Думать не хотелось, но в воспаленном мозгу невольно копошились раздумья о причинах наших неудач, а еще больше - поиски оправданий. В хаотичном беспорядке возвращалось пройденное - вера и надежды, сомнения, имена мужественных людей, в самые мрачные дни не терявших веру в победу, вспоминались медицинские составы госпиталей, милые и дорогие люди, и только этот ночной пришелец оставался загадкой, как и беспомощность самого Быстрова перед ним…
Прошла наконец и эта ночь, еще одна тяжелая госпитальная, и утреннее оживление отдельными фразами проникало в изолятор, оповещая о наступлении нового дня, с его заботами, обобщая итоги минувшей ночи.
- Под утро приходил, злой, не дай бог, - слышалось.
- Дежурного врача не застал, в кабинете все документы раскидал, сестру обругал и того нового, в изоляторе…
- Он дома и не был. Разыскивали его и звонили. Сказали, в другом госпитале - по срочному вызову умирающего раненого спасал. Когда ничего больше не оставалось, на невиданную ранее операцию решился. Операция не удалась, раненый скончался, и тогда, в сердцах, он сюда и пришел.
- Будет вам теперь на орехи! Всем достанется в понедельник.
- В понедельник? Недели две зверем будет.
Это о хирурге. А потом чей-то слащавый голос внушал:
- Напишите, жалобу подайте. Он вас оскорбил, и хотя температура сорок один была, даже смотреть не стал. Вы только напишите, а я передам кому надо…

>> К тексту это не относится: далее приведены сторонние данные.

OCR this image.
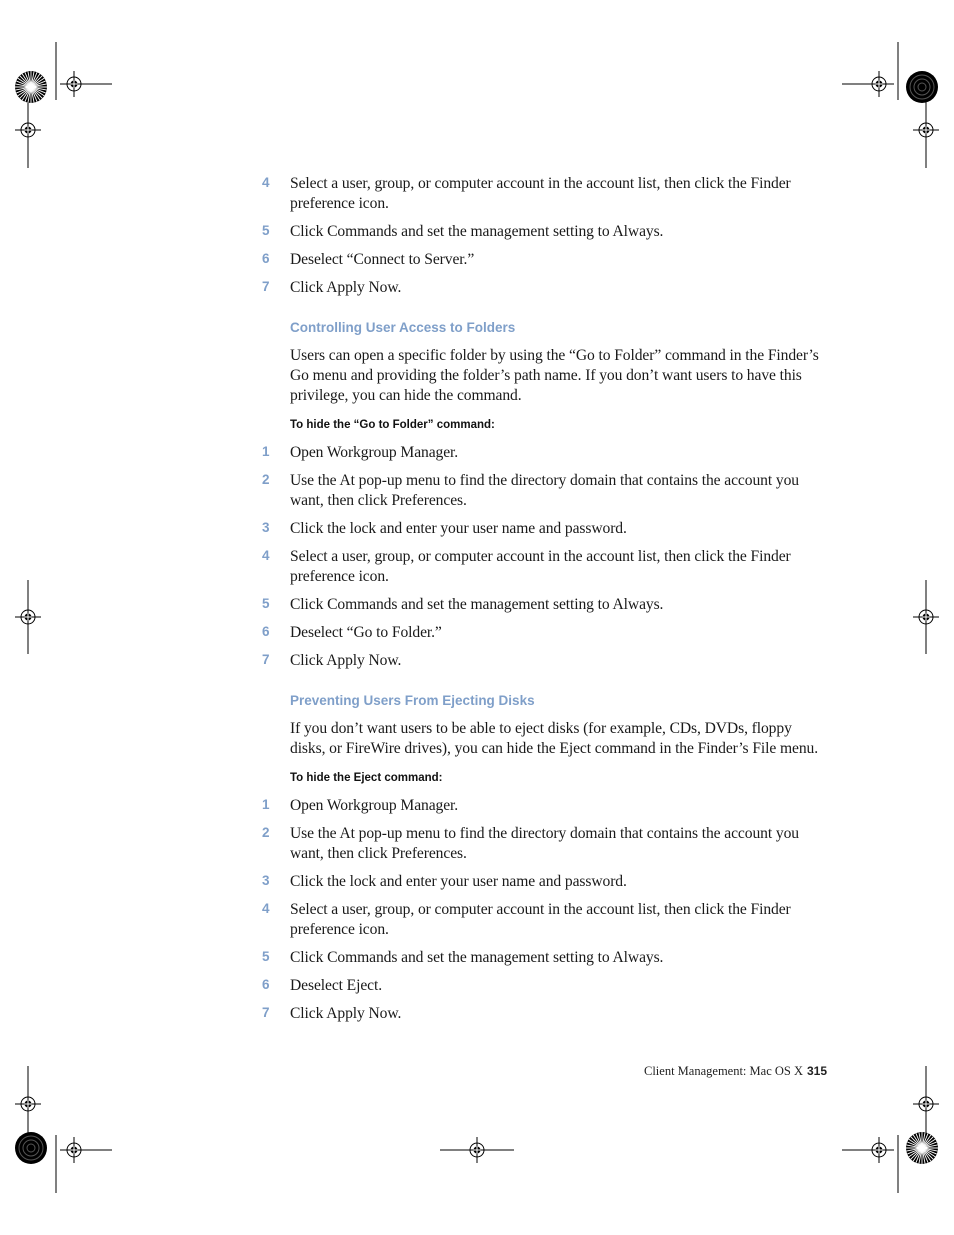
4 Select a user, group, or computer account in the account list, then click the Finder preference icon.
5 Click Commands and set the management setting to Always.
6 Deselect “Connect to Server.”
7 Click Apply Now.
Controlling User Access to Folders
Users can open a specific folder by using the “Go to Folder” command in the Finder’s Go menu and providing the folder’s path name. If you don’t want users to have this privilege, you can hide the command.
To hide the “Go to Folder” command:
1 Open Workgroup Manager.
2 Use the At pop-up menu to find the directory domain that contains the account you want, then click Preferences.
3 Click the lock and enter your user name and password.
4 Select a user, group, or computer account in the account list, then click the Finder preference icon.
5 Click Commands and set the management setting to Always.
6 Deselect “Go to Folder.”
7 Click Apply Now.
Preventing Users From Ejecting Disks
If you don’t want users to be able to eject disks (for example, CDs, DVDs, floppy disks, or FireWire drives), you can hide the Eject command in the Finder’s File menu.
To hide the Eject command:
1 Open Workgroup Manager.
2 Use the At pop-up menu to find the directory domain that contains the account you want, then click Preferences.
3 Click the lock and enter your user name and password.
4 Select a user, group, or computer account in the account list, then click the Finder preference icon.
5 Click Commands and set the management setting to Always.
6 Deselect Eject.
7 Click Apply Now.
Client Management: Mac OS X 315
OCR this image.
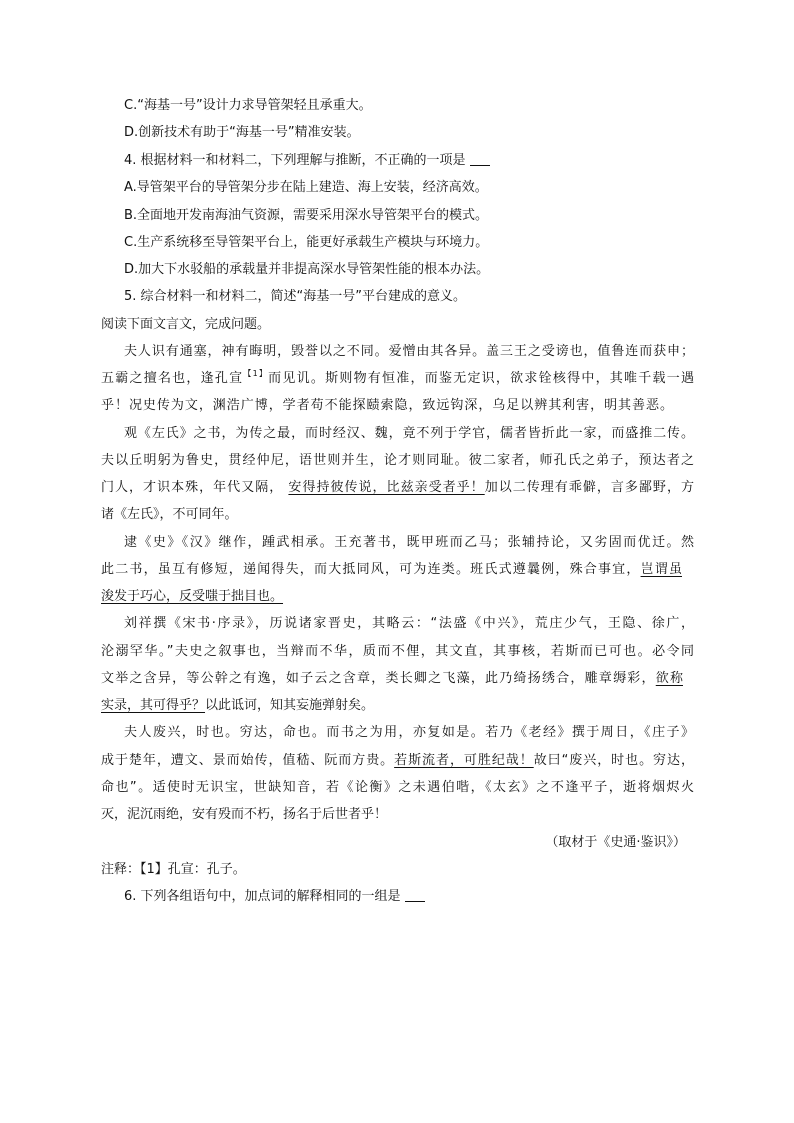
C.“海基一号”设计力求导管架轻且承重大。
D.创新技术有助于“海基一号”精准安装。
4. 根据材料一和材料二，下列理解与推断，不正确的一项是
A.导管架平台的导管架分步在陆上建造、海上安装，经济高效。
B.全面地开发南海油气资源，需要采用深水导管架平台的模式。
C.生产系统移至导管架平台上，能更好承载生产模块与环境力。
D.加大下水驳船的承载量并非提高深水导管架性能的根本办法。
5. 综合材料一和材料二，简述“海基一号”平台建成的意义。
阅读下面文言文，完成问题。
夫人识有通塞，神有晦明，毁誉以之不同。爱憎由其各异。盖三王之受谤也，值鲁连而获申；
五霸之擅名也，逢孔宣$^{【1】}$而见讥。斯则物有恒准，而鉴无定识，欲求铨核得中，其唯千载一遇
乎！况史传为文，渊浩广博，学者苟不能探赜索隐，致远钩深，乌足以辨其利害，明其善恶。
观《左氏》之书，为传之最，而时经汉、魏，竟不列于学官，儒者皆折此一家，而盛推二传。
夫以丘明躬为鲁史，贯经仲尼，语世则并生，论才则同耻。彼二家者，师孔氏之弟子，预达者之
门人，才识本殊，年代又隔， 安得持彼传说，比兹亲受者乎！加以二传理有乖僻，言多鄙野，方
诸《左氏》，不可同年。
逮《史》《汉》继作，踵武相承。王充著书，既甲班而乙马；张辅持论，又劣固而优迁。然
此二书，虽互有修短，递闻得失，而大抵同风，可为连类。班氏式遵曩例，殊合事宜，岂谓虽
浚发于巧心，反受嗤于拙目也。
刘祥撰《宋书·序录》，历说诸家晋史，其略云：“法盛《中兴》，荒庄少气，王隐、徐广，
沦溺罕华。”夫史之叙事也，当辩而不华，质而不俚，其文直，其事核，若斯而已可也。必令同
文举之含异，等公幹之有逸，如子云之含章，类长卿之飞藻，此乃绮扬绣合，雕章缛彩，欲称
实录，其可得乎？以此诋诃，知其妄施弹射矣。
夫人废兴，时也。穷达，命也。而书之为用，亦复如是。若乃《老经》撰于周日，《庄子》
成于楚年，遭文、景而始传，值嵇、阮而方贵。若斯流者，可胜纪哉！故曰“废兴，时也。穷达，
命也”。适使时无识宝，世缺知音，若《论衡》之未遇伯喈，《太玄》之不逢平子，逝将烟烬火
灭，泥沉雨绝，安有殁而不朽，扬名于后世者乎！
（取材于《史通·鉴识》）
注释：【1】孔宣：孔子。
6. 下列各组语句中，加点词的解释相同的一组是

Быстров не взялся бы утверждать, действительно ли были эти слова сказаны кем-либо или пришли в бреду. Но точно помнил, что возражал: "Жалобу? Нет, сам обругаю!"
Потом еще день и еще одна ночь, многие часы спокойного сна (после введения морфия с вечера и вскрытия нарывов ночью) принесли необычайно радостное настроение, и даже тот злой ночной гений, стоящий в такую рань у его кровати, предстал в ином облике - заботлив был и даже приятен.
- Как спалось, молодой человек?
- Не молодой, допустим, но спал. Морфий с вечера…
- Знаю. Эта зеленая жижа давно из левой?
- Да, временами обильно…
- Под эфиром сколько раз оперировали?
- Четыре.
- Пятой операции не миновать. Сегодня ты эфира не выдержишь, а через пару дней вырежу.
- Что?
- Испугался? Не там, пониже возьму. А пока пойдем!
- Я же ходить…
- Эх, забыл: безногие вояки! Рикшу тебе подам женского рода. Сам переберешься или переносить?
- Сам, правая рука у меня сильная и левая уже ничего.
- Сильная, говоришь. А ну подай, попробую.
И этот старый и худой, на вид изнуренный человек сжал действительно очень сильную руку Быстрова необычайно мощно.
- Ну как, потекла влага? Ты еще ничего, а есть которые маму вспоминают.